In 1954, the physiologist James Olds discovered another and rather frightening function of the hypothalamus. It contains a region that, when stimulated, apparently gives rise to a strongly pleasurable sensation. An electrode affixed to the pleasure center of a rat, so arranged that it can be stimulated by the animal itself, will be stimulated up to 8,000 times an hour for hours or days at a time, to the exclusion of food, sex, and sleep. Evidently, all the desirable things in life are desirable only insofar as they stimulate the pleasure center. To stimulate it directly makes all else unnecessary.
The hypothalamus also contains an area that has to do with the wake-sleep cycle, since damage to parts of it induces a sleeplike state in animals. The exact mechanism by which the hypothalamus performs its function is uncertain. One theory is that it sends signals to the cortex, which sends signals back in response, in mutually stimulating fashion. With continuing wakefulness, the coordination of the two fails, the oscillations become ragged, and the individual becomes sleepy. A violent stimulus (a loud noise, a persistent shake of the shoulder, or, for that matter, a sudden interruption of a steady noise) will arouse one. In the absence of such stimuli, coordination will be restored eventually between hypothalamus and cortex, and sleep will end spontaneously; or perhaps sleep will become so shallow that a perfectly ordinary stimulus, of which the su
rroundings are always full, will suffice to wake one.
During sleep, dreams—sensory data more or less divorced from reality—will take place. Dreaming is apparently a universal phenomenon; people who report dreamless sleep are merely failing to remember their dreams. The American physiologist William Dement, studying sleeping subjects in 1952, noticed periods of rapid eye movements that sometimes persisted for minutes (REM sleep).
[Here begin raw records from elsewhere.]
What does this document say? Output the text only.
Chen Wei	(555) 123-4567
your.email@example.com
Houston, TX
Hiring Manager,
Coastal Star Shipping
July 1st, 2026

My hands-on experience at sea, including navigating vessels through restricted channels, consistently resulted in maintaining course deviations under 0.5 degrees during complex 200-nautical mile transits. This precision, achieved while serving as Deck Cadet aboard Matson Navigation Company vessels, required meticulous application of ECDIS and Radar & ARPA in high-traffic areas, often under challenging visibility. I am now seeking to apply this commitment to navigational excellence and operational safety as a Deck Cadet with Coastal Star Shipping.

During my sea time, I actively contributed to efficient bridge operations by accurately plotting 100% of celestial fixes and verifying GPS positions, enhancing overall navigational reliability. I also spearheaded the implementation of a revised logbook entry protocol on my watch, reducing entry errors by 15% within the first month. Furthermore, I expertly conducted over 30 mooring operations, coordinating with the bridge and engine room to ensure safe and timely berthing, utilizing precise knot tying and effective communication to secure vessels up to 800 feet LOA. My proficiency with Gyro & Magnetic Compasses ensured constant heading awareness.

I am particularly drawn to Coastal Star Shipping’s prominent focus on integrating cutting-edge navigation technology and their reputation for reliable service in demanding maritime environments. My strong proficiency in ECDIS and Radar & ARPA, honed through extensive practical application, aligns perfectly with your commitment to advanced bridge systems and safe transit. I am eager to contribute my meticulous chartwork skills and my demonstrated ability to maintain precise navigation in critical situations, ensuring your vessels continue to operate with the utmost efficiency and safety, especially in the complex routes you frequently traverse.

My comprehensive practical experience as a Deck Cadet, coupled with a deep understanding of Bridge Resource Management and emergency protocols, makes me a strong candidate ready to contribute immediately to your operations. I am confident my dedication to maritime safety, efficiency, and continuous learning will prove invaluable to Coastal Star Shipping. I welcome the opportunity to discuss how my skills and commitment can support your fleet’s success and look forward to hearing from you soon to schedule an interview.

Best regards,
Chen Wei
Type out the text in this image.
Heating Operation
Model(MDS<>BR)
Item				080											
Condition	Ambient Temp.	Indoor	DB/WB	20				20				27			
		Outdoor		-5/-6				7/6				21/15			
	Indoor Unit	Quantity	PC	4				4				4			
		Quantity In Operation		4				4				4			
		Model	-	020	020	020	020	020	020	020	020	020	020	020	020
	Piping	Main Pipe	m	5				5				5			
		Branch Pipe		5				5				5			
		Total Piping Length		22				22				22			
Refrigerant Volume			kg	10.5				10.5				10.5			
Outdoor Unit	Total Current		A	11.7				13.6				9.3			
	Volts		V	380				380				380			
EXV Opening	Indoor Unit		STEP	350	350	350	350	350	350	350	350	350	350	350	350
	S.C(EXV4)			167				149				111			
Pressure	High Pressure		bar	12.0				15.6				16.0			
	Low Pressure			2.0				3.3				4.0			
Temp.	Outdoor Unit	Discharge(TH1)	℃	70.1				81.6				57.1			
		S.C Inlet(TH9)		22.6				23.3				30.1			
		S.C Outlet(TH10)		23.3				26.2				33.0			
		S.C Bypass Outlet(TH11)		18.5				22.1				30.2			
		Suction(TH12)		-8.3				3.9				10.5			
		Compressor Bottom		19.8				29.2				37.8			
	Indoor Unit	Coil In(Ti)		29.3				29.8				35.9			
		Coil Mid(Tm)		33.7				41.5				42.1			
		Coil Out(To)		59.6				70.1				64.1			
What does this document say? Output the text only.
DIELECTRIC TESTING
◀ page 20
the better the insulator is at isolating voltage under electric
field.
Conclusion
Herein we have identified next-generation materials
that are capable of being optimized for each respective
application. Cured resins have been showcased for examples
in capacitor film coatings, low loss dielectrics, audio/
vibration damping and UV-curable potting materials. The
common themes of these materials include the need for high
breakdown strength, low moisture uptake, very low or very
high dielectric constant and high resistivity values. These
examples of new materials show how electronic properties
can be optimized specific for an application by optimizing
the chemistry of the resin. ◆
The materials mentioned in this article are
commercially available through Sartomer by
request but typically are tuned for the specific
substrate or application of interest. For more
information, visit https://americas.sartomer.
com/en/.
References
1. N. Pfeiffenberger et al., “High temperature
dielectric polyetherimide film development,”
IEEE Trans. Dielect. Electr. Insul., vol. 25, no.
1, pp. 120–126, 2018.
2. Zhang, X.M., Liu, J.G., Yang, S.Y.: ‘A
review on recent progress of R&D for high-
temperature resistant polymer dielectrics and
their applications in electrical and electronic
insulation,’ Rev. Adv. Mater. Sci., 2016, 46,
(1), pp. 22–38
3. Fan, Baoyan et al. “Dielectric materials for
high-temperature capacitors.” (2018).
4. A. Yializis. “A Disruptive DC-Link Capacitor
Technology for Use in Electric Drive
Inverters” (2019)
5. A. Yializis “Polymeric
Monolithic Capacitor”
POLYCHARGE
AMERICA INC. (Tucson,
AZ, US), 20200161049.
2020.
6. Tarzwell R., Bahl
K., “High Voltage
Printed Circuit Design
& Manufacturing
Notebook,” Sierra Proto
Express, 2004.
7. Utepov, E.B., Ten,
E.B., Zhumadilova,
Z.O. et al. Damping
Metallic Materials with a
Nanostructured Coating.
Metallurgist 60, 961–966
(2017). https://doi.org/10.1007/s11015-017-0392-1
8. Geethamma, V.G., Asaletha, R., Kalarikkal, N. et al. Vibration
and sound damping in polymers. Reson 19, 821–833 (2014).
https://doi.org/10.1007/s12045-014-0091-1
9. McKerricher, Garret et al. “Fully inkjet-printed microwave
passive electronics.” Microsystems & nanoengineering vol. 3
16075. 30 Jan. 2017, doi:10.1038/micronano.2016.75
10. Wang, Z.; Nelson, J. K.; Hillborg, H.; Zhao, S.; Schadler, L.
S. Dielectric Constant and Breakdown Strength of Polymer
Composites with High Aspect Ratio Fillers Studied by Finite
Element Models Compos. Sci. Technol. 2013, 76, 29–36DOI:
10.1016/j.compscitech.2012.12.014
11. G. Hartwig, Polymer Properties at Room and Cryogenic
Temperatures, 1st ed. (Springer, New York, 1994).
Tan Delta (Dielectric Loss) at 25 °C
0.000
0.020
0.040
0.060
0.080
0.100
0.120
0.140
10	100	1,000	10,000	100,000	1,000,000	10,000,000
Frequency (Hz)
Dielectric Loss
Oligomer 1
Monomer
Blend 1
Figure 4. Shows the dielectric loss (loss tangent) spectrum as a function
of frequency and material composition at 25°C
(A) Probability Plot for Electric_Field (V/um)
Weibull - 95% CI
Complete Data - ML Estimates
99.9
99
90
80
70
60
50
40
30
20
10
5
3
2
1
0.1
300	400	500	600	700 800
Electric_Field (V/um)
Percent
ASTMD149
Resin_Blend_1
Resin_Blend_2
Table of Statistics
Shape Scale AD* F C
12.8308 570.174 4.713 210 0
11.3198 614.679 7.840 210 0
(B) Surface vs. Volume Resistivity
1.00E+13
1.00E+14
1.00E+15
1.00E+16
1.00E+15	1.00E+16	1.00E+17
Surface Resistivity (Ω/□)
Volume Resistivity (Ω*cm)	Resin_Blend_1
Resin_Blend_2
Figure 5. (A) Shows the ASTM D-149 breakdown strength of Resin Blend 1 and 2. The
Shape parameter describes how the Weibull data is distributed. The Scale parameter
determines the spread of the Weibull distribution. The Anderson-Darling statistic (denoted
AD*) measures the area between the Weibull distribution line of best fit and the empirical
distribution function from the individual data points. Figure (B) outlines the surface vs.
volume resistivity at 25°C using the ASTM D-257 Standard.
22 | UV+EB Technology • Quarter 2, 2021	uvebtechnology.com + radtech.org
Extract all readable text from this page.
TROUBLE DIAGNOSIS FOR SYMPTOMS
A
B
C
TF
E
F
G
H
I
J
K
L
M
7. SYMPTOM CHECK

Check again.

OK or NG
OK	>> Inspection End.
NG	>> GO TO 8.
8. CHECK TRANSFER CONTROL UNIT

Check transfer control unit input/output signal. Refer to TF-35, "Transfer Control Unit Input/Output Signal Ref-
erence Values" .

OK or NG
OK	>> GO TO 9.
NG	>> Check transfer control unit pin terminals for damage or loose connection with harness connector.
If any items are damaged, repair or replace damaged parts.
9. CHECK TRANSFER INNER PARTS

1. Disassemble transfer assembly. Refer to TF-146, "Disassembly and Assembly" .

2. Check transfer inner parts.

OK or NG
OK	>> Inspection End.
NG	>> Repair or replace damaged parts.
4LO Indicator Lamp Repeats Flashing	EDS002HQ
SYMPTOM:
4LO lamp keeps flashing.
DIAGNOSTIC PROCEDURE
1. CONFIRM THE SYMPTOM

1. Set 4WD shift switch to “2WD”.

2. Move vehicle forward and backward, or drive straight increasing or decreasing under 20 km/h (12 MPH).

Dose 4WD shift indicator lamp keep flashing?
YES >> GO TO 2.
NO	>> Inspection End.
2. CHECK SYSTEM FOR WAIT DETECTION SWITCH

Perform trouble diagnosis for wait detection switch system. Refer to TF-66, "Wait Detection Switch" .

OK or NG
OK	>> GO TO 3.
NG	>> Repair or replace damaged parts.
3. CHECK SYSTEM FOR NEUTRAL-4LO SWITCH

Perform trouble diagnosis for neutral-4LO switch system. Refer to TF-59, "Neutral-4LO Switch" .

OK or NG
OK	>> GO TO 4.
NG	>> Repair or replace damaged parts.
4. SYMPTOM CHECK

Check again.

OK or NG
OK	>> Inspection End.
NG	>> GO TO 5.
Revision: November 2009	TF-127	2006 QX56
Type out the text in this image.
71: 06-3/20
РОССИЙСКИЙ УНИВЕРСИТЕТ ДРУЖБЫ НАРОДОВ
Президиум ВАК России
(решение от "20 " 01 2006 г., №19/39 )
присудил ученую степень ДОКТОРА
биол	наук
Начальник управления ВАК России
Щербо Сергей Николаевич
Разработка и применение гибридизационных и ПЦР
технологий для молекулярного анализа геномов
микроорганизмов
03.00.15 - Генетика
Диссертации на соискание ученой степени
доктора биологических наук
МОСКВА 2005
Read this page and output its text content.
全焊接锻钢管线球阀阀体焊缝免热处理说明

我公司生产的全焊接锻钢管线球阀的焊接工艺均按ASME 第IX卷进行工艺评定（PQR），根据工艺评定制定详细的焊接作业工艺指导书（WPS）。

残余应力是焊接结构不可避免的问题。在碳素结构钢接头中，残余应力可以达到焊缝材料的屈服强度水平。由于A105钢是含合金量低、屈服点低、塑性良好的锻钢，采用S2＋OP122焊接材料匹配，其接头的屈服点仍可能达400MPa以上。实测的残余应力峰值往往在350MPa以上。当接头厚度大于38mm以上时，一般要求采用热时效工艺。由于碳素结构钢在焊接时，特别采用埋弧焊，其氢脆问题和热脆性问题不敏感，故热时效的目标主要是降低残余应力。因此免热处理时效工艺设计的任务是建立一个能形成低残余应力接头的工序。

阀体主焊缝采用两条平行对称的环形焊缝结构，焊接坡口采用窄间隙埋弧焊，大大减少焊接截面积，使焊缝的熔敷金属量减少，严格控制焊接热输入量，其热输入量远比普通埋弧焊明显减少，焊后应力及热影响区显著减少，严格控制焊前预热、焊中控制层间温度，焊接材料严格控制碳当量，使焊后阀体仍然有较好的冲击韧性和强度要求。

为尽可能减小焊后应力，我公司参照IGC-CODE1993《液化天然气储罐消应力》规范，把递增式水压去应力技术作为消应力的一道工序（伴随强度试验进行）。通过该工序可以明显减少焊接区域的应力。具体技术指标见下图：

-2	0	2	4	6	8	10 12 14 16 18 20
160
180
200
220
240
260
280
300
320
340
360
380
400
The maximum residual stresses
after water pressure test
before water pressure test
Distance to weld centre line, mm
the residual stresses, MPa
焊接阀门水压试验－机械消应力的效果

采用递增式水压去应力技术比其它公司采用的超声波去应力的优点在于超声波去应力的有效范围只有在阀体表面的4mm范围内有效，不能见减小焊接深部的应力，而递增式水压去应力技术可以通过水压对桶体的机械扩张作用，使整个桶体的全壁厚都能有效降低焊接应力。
During this period, one’s breathing, heartbeat, and blood pressure, rose to waking levels. This takes place about a quarter of the sleeping time. A sleeper who was awakened during these periods generally reported having had a dream. Furthermore, a sleeper who was continually disturbed during these periods began to suffer psychological distress; the periods of distress were multiplied during succeeding nights as though to make up for the lost dreaming.
It would seem, then, that dreaming has an important function in the working of the brain. It is suggested that dreaming is a device whereby the brain runs over the events of the day to remove the trivial and repetitious that might otherwise clutter it and reduce its efficiency. Sleep is the natural time for such activity, for the brain is then relieved of many of its waking functions. Failure to accomplish this task (because of interruption) may so clog the brain that clearing attempts must be made during waking periods, producing hallucinations (that is, waking dreams, so to speak) and other unpleasant symptoms. One might naturally wonder if this is not a chief function of sleep: since there is very little physical resting in sleep that cannot be duplicated by quiet wakefulness. REM sleep even occurs in infants who spend half their sleeping time at it and who would seem to lack anything about which to dream. It may be that REM sleep helps the development of the nervous system. (It has been observed in mammals other than humans, too.)
THE SPINAL CORD
Below the cerebrum is the smaller cerebellum (also divided into two cerebellar hemispheres) and the brain stem, which narrows and leads smoothly into the spinal cord extending about 18 inches down the hollow center of the spinal column.